Die Frage, das forensische Problem, das uns umtrieb, war ja, was zu tun ist, wenn nicht der Täter, sondern das Opfer eines Schusswaffendelikts fraglich ist, also

wenn es eine Waffe und ein Opfer gibt, aber keinen Beweis, daß das Opfer mit eben dieser Waffe verletzt oder getötet wurde.

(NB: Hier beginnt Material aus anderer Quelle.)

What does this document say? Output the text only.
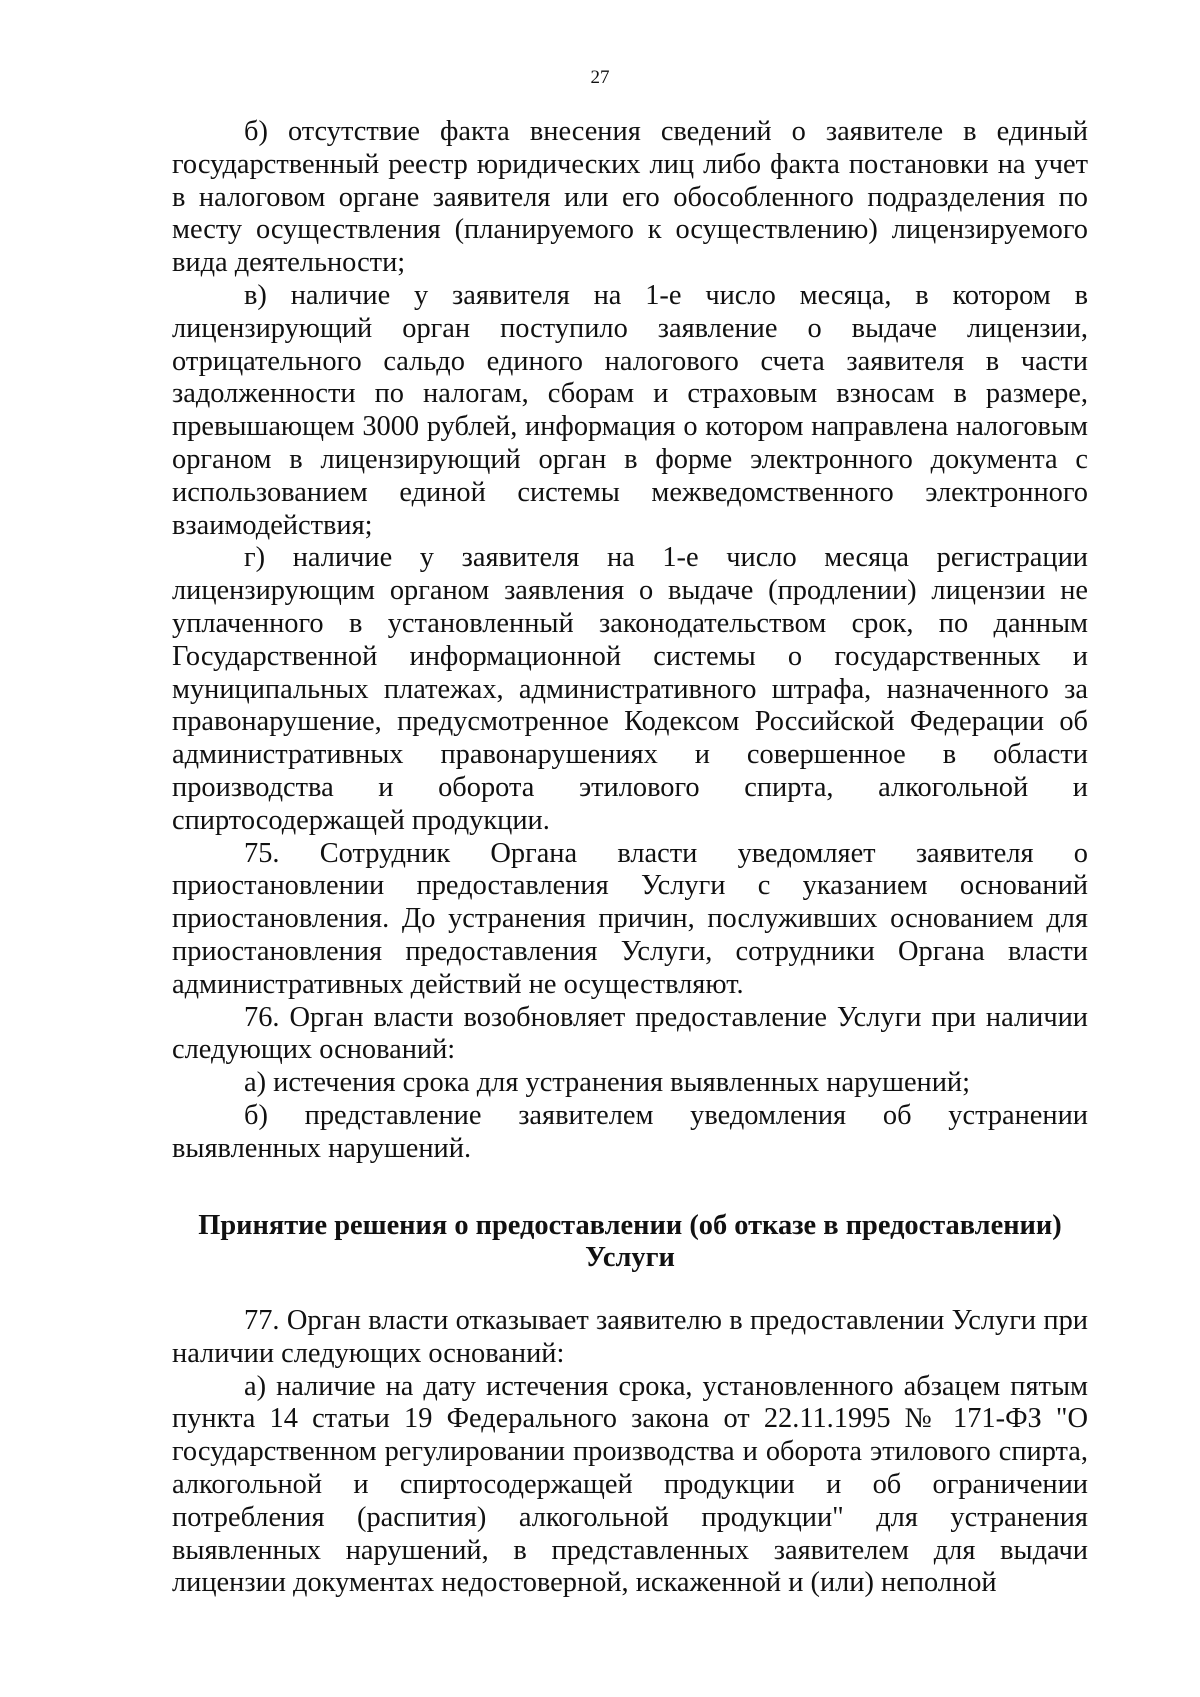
27

б) отсутствие факта внесения сведений о заявителе в единый государственный реестр юридических лиц либо факта постановки на учет в налоговом органе заявителя или его обособленного подразделения по месту осуществления (планируемого к осуществлению) лицензируемого вида деятельности;

в) наличие у заявителя на 1-е число месяца, в котором в лицензирующий орган поступило заявление о выдаче лицензии, отрицательного сальдо единого налогового счета заявителя в части задолженности по налогам, сборам и страховым взносам в размере, превышающем 3000 рублей, информация о котором направлена налоговым органом в лицензирующий орган в форме электронного документа с использованием единой системы межведомственного электронного взаимодействия;

г) наличие у заявителя на 1-е число месяца регистрации лицензирующим органом заявления о выдаче (продлении) лицензии не уплаченного в установленный законодательством срок, по данным Государственной информационной системы о государственных и муниципальных платежах, административного штрафа, назначенного за правонарушение, предусмотренное Кодексом Российской Федерации об административных правонарушениях и совершенное в области производства и оборота этилового спирта, алкогольной и спиртосодержащей продукции.

75. Сотрудник Органа власти уведомляет заявителя о приостановлении предоставления Услуги с указанием оснований приостановления. До устранения причин, послуживших основанием для приостановления предоставления Услуги, сотрудники Органа власти административных действий не осуществляют.

76. Орган власти возобновляет предоставление Услуги при наличии следующих оснований:

а) истечения срока для устранения выявленных нарушений;

б) представление заявителем уведомления об устранении выявленных нарушений.

Принятие решения о предоставлении (об отказе в предоставлении)
Услуги

77. Орган власти отказывает заявителю в предоставлении Услуги при наличии следующих оснований:

а) наличие на дату истечения срока, установленного абзацем пятым пункта 14 статьи 19 Федерального закона от 22.11.1995 № 171-ФЗ "О государственном регулировании производства и оборота этилового спирта, алкогольной и спиртосодержащей продукции и об ограничении потребления (распития) алкогольной продукции" для устранения выявленных нарушений, в представленных заявителем для выдачи лицензии документах недостоверной, искаженной и (или) неполной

Wenn die Kugel, die das Opfer traf, noch vorhanden und nicht stark beschädigt ist, läßt sich ein solcher Nachweis mit ballistischen Methoden führen, doch das ist nicht immer der Fall und wir haben uns gefragt, ob nicht auch DNA des Opfers an oder in einer Feuerwaffe, mit der es angeschossen wurde, gefunden werden kann.

Die Ergebnisse der Modellstudie hatten sich ja als sehr ermutigend erwiesen und so hatten wir begonnen, parallel dazu mit unserer Methode auch eine Reihe echter Schußwaffendelikte, deren Opfer an unserem Institut obduziert wurden, zu analysieren. Die Ergebnisse dieses „zweiten Arms” des Projekts liegen nun (auch offiziell, s.u.) vor und… sind sogar noch besser, als die Modellversuche 🙂

Aber der Reihe nach: insgesamt haben wir 20 „echte” Fälle in die Studie einbezogen, davon 19 Suizide und 1 Tötungsdelikt. Alle Fälle wurden an unserem Institut obduziert und in allen Fällen konnte autoptisch oder bereits durch die äußere Leichenschau (woran man mal wieder sieht, wie wichtig es ist, daß Profis die Leichenschau durchführen) die Abgabe eines aufgesetzten Schusses bestätigt werden. In 17 Fällen gelang zudem eine Schußrückstand-Analyse der Schußhand (ein Spezialgebiet meines rechtsmedizinischen Kollegen), wodurch zusätzliche Erkenntnisse über den Ablauf des Schußvorgangs gewonnen werden können.
Was die Sache ein wenig verkompliziert hat, war, daß wir die beteiligten Schußwaffen nicht immer sofort erhielten und zum Teil bereits ballistische Untersuchungen daran durchgeführt worden waren, bevor man sie uns aushändigte. Das „Angebot” an Waffen war jedenfalls buntgemischt und bisweilen sah es im Büro des Kollegen nicht ganz so aus, als arbeite dort ein überzeugter Pazifist: wir untersuchten Pistolen und Revolver verschiedener Kaliber, darunter eine martialische .357-Magnum, aber auch Gewehre und sogar Schrotflinten (sog. „shotguns”).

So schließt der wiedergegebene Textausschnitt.